Have I mentioned yet how pretty the course was?

The climb back out was just as bad as I feared it would be. I was a little surprised my splits weren’t worse than they ended up as I felt like I was crawling along at 25+ minute miles vs. 17-20 minute. My goal was not to be passed at all on the inbound return, but that didn’t last more than a mile or so as 4 runners including Dave blew by me like I was standing still. It wasn’t quite that bad, but it was close. I must have rallied (relatively speaking) as I pretty much maintained my placing over the rest of the race. Not that this was really a thing for me. I mean, really, what’s the difference between 39th and 46th places?

The second aid station had cold, moist towelettes for runners as they came through on my return trip. Very posh!

I know many of those out there will say this is blasphemy, but I didn’t think the temperatures were too bad. There was a nice breeze along most of the course up on the ridges. Don’t get me wrong, it was hot. Just not unbearably so from my perspective. I was still feeling really good except for my legs. It was quite the dichotomy between how my legs felt (fried) and the rest of me (solid).

I’ve discovered you can never have enough stream crossings on a 90+ degree day.

The heat only really got noticeable in the last 5 miles. Thankfully there’s a bunch of streams in the last couple miles which afforded me the opportunity to dunk my hat in the water and keep my head cooled down. This was obviously a favorite tactic of the runners ahead of me as the trails were well watered the first 15-20 feet after each stream crossing.

You can see one of the blue blazes there on the right.
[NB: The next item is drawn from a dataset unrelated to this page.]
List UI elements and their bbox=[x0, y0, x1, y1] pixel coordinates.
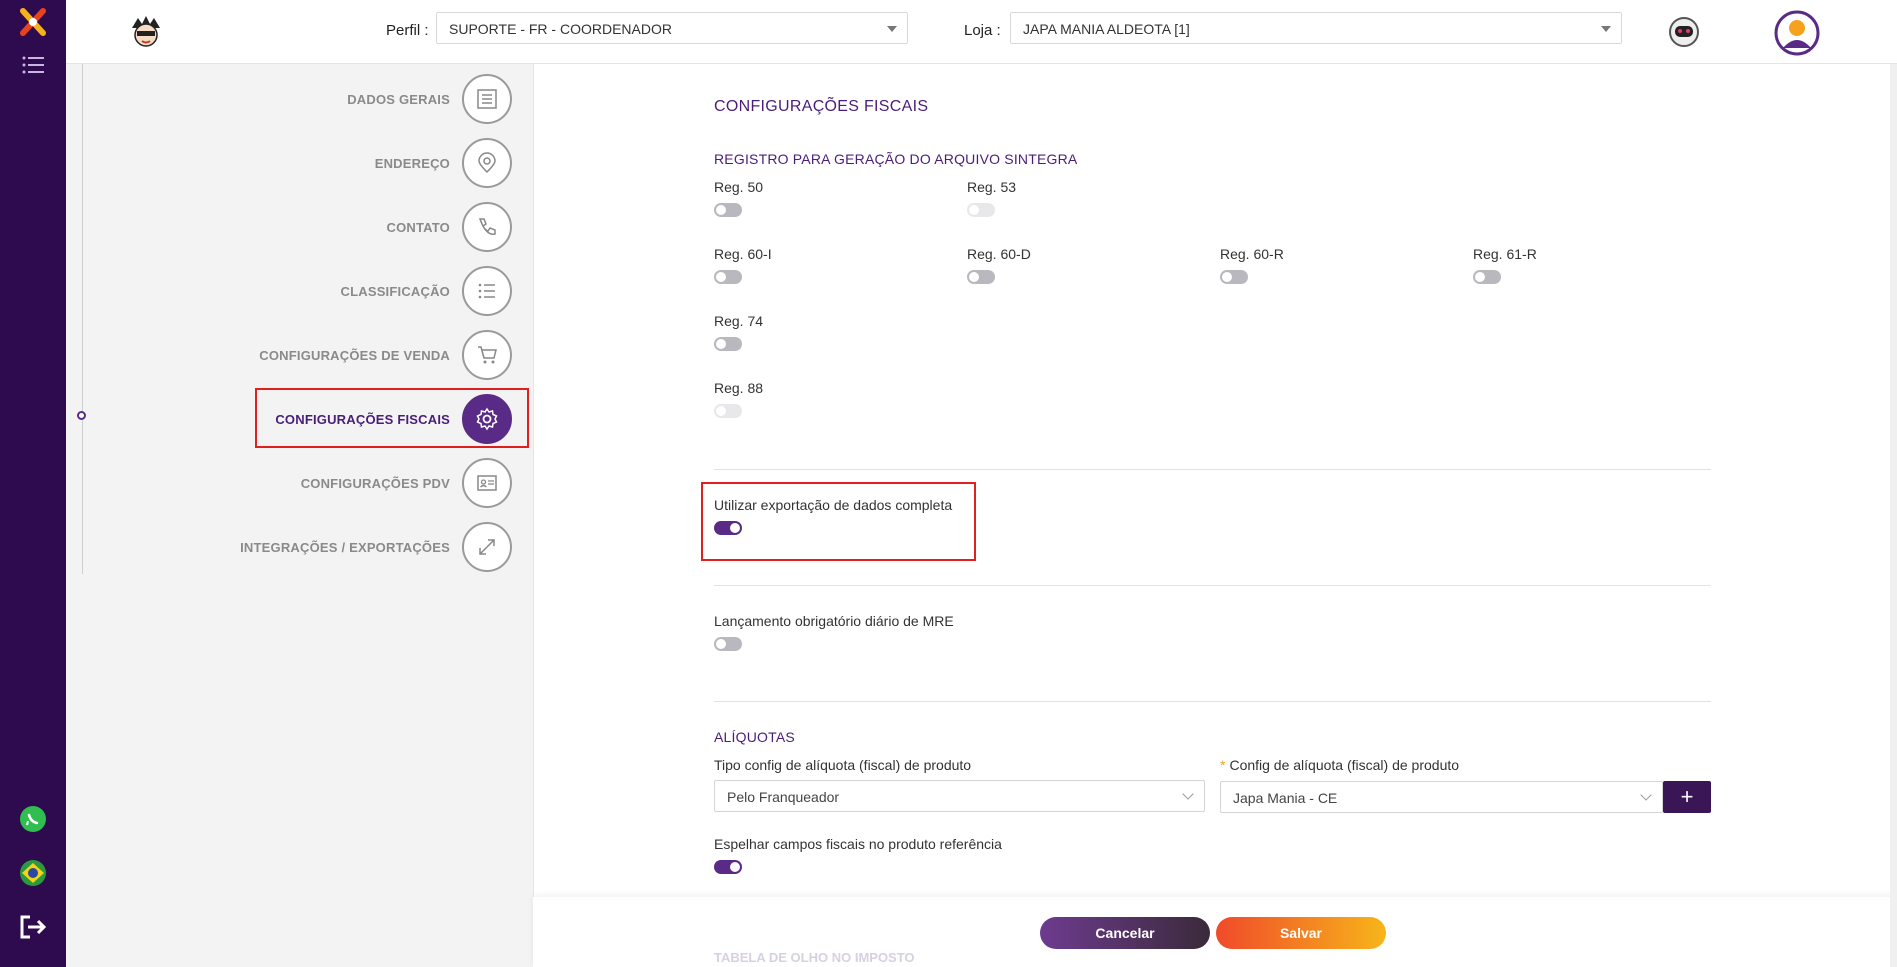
reg-60-i: Reg. 60-I bbox=[714, 246, 772, 289]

Some were very faded so you need to keep your eyes peeled.

In the last mile, I came across a man with a tree branch slowly making his way up the trail. I thought I recognized him as Tom Green and he confirmed this to be the case. While he’s a legend in the ultra running scene for being the first person to finish the Grand Slam, I view him more as an inspiration for what he’s doing more recently. Despite some health issues over the past couple years, he’s still out here battling the trails. I hope to eventually have half his grit and determination at some point in my life.

After 8 hours and 33 minutes, I finally rolled across the finish line. This was my worst time for a 50k in nine attempts at the distance by an hour 45 minutes. This was far from my worst time at a 50k race though. The course and volunteers make this a truly special race and I thoroughly enjoyed myself. So much so, that I’ll definitely be back next year!